Bacalah bab ini dengan keadaan mental yang mantap, karena bakal agak triggering
⚠️bullying, suicide ideation⚠️
-
"Lionel ... gue nggak bisa," ucap Adara memecahkan hening yang melingkupi mereka selama beberapa menit. "Gue nggak bisa lihat lo dan merasa biasa-biasa aja setelah tahu semua ini. Terlalu banyak masa lalu menyakitkan yang gue kaitkan sama nama lo. I am so sorry ..."
Gadis itu mulai terisak. Sebelah tangannya membungkam mulut, berusaha keras supaya suara tangisnya tidak menarik perhatian pengunjung yang lain.
Di hadapan Adara, hanya berjarak satu langkah, Lionel berdiri terdiam. Membeku. Adara terlihat sangat ringkih dan rapuh, satu-satunya yang Lionel inginkan adalah membawa gadis itu ke pelukannya. Menghiburnya. Melindunginya dari dunia yang kejam.
Tapi bagaimana bisa, ketika takdir menautkan Lionel dengan segala hal yang menggoreskan luka di hati Adara? Saat ini, Lionel bagai seonggok daging berbalut duri-duri tajam. Memeluk Adara akan sama dengan membunuh gadis itu perlahan-lahan.
Lionel memundurkan langkahnya.
Sepertinya, ia sudah sampai di penghujung harapan. Inilah akhir dari segala impian Lionel bisa bersama dengan gadis impian, kemudian mengukir cerita indah dengan kalimat happily ever after terpampang di halaman terakhir. Lagipula, bukankah Lionel sangat naif dan bodoh? Mana mungkin kehidupan nyata seindah dongeng.

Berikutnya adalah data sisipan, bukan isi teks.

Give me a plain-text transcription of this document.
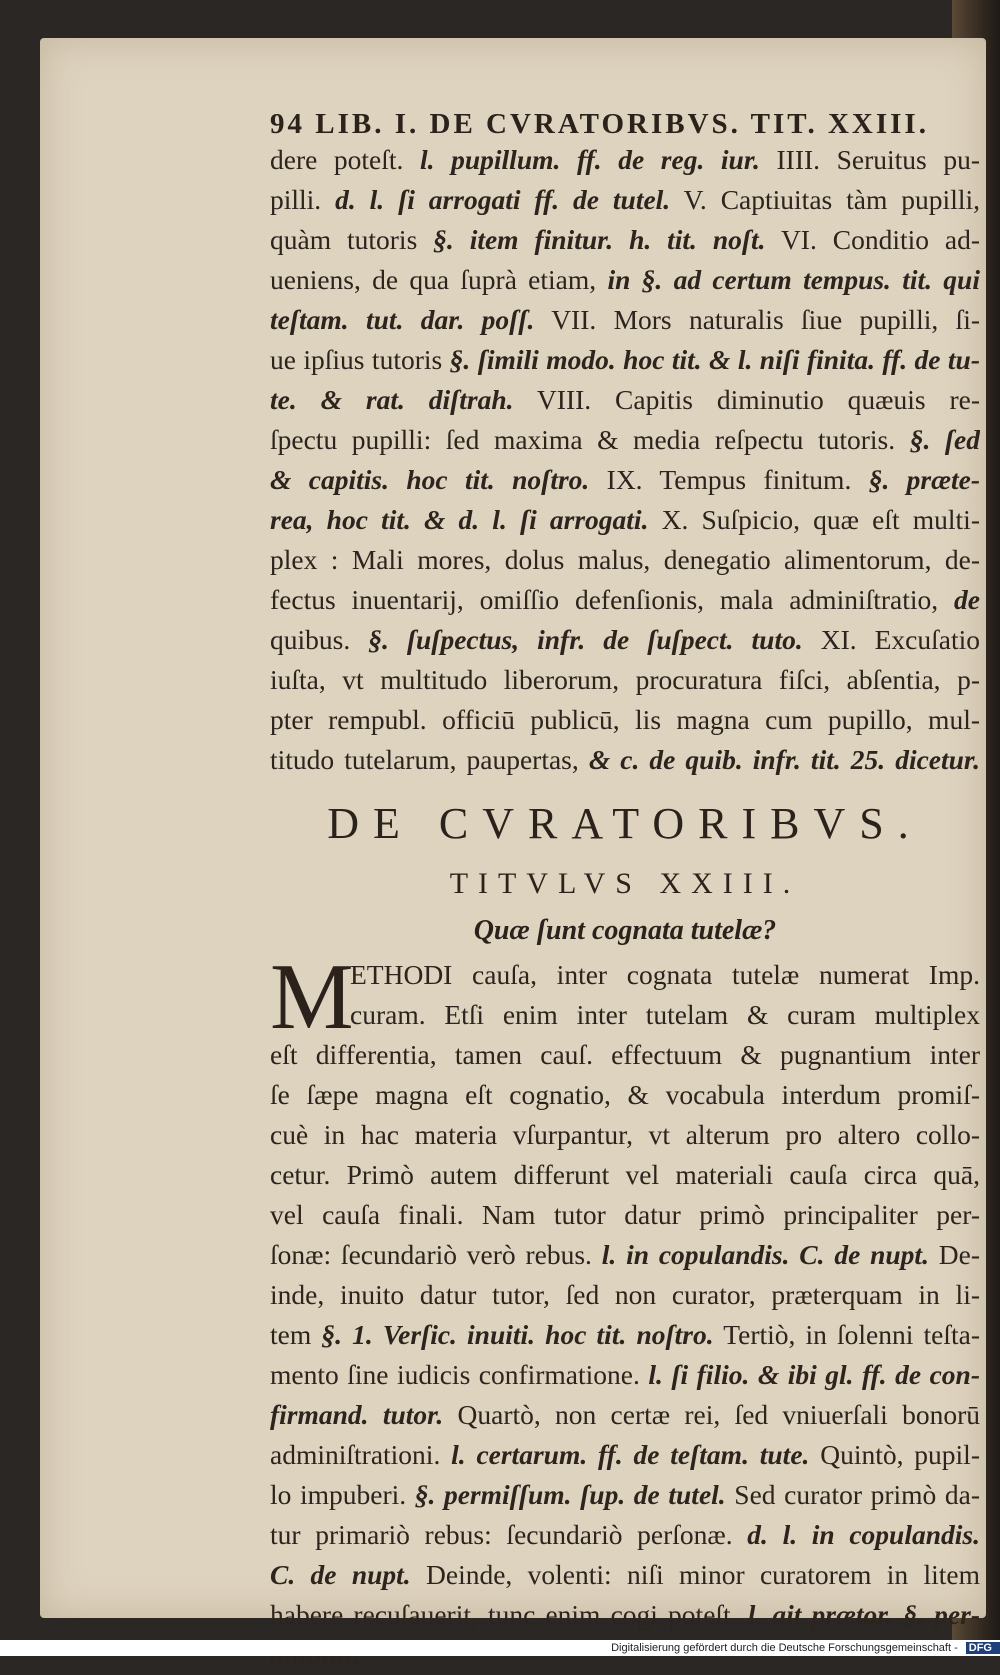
94 LIB. I. DE CVRATORIBVS. TIT. XXIII.
dere poteſt. l. pupillum. ff. de reg. iur. IIII. Seruitus pu-
pilli. d. l. ſi arrogati ff. de tutel. V. Captiuitas tàm pupilli,
quàm tutoris §. item finitur. h. tit. noſt. VI. Conditio ad-
ueniens, de qua ſuprà etiam, in §. ad certum tempus. tit. qui
teſtam. tut. dar. poſſ. VII. Mors naturalis ſiue pupilli, ſi-
ue ipſius tutoris §. ſimili modo. hoc tit. & l. niſi finita. ff. de tu-
te. & rat. diſtrah. VIII. Capitis diminutio quæuis re-
ſpectu pupilli: ſed maxima & media reſpectu tutoris. §. ſed
& capitis. hoc tit. noſtro. IX. Tempus finitum. §. præte-
rea, hoc tit. & d. l. ſi arrogati. X. Suſpicio, quæ eſt multi-
plex : Mali mores, dolus malus, denegatio alimentorum, de-
fectus inuentarij, omiſſio defenſionis, mala adminiſtratio, de
quibus. §. ſuſpectus, infr. de ſuſpect. tuto. XI. Excuſatio
iuſta, vt multitudo liberorum, procuratura fiſci, abſentia, p-
pter rempubl. officiū publicū, lis magna cum pupillo, mul-
titudo tutelarum, paupertas, & c. de quib. infr. tit. 25. dicetur.
DE CVRATORIBVS.
TITVLVS XXIII.
Quæ ſunt cognata tutelæ?
M
ETHODI cauſa, inter cognata tutelæ numerat Imp.
curam. Etſi enim inter tutelam & curam multiplex
eſt differentia, tamen cauſ. effectuum & pugnantium inter
ſe ſæpe magna eſt cognatio, & vocabula interdum promiſ-
cuè in hac materia vſurpantur, vt alterum pro altero collo-
cetur. Primò autem differunt vel materiali cauſa circa quā,
vel cauſa finali. Nam tutor datur primò principaliter per-
ſonæ: ſecundariò verò rebus. l. in copulandis. C. de nupt. De-
inde, inuito datur tutor, ſed non curator, præterquam in li-
tem §. 1. Verſic. inuiti. hoc tit. noſtro. Tertiò, in ſolenni teſta-
mento ſine iudicis confirmatione. l. ſi filio. & ibi gl. ff. de con-
firmand. tutor. Quartò, non certæ rei, ſed vniuerſali bonorū
adminiſtrationi. l. certarum. ff. de teſtam. tute. Quintò, pupil-
lo impuberi. §. permiſſum. ſup. de tutel. Sed curator primò da-
tur primariò rebus: ſecundariò perſonæ. d. l. in copulandis.
C. de nupt. Deinde, volenti: niſi minor curatorem in litem
habere recuſauerit, tunc enim cogi poteſt. l. ait prætor. §. per-
Digitalisierung gefördert durch die Deutsche Forschungsgemeinschaft - DFG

Mana mungkin lelaki berengsek seperti dirinya bisa bersatu dengan gadis sesuci Adara.
Adara adalah kertas putih yang bersih tanpa noda, sementara Lionel bahkan tak lagi memiliki ruang kosong tempat segaris coretan dapat digoreskan. Adara benar. Dirinya sudah terlalu tidak tahu diri dengan berani meminta gadis itu menjadi kekasihnya.
Adara mengusap jejak-jejak air mata di wajah dengan lengan pakaiannya. Ia menatap Lionel dengan sorot yang tak bisa Lionel duga apa maksudnya. Sepertinya, gabungan dari perasaan kecewa, sedih, dan juga ... perpisahan.
Napas Lionel tercekat. Selain tidak mungkin menjadi sepasang kekasih, ternyata ia juga terlalu tidak pantas untuk sekadar menjalin pertemanan dengan Adara. Ini akan menjadi pertemuan terakhir mereka.
Sedetik kemudian, Adara berbalik badan, lalu melangkah ke arah pintu keluar kafe.
Tanpa pernah menoleh ke belakang sama sekali.
-
Tanpa ponsel, Adara memilih sebuah taksi yang bisa ditemukannya di pinggir jalan tak jauh dari Kafe Gardenia. Adara hanya perlu menumpang taksi sampai stasiun terdekat dan berganti moda transportasi menjadi kereta. Gadis itu menghitung uang yang dia bawa. Seharusnya masih cukup.
Setelah taksi mulai berjalan membelah jalanan Jakarta, Adara menyandarkan punggungnya ke kursi penumpang. Ia menghela napas panjang, berusaha menenangkan napasnya yang masih berkejar-kejaran.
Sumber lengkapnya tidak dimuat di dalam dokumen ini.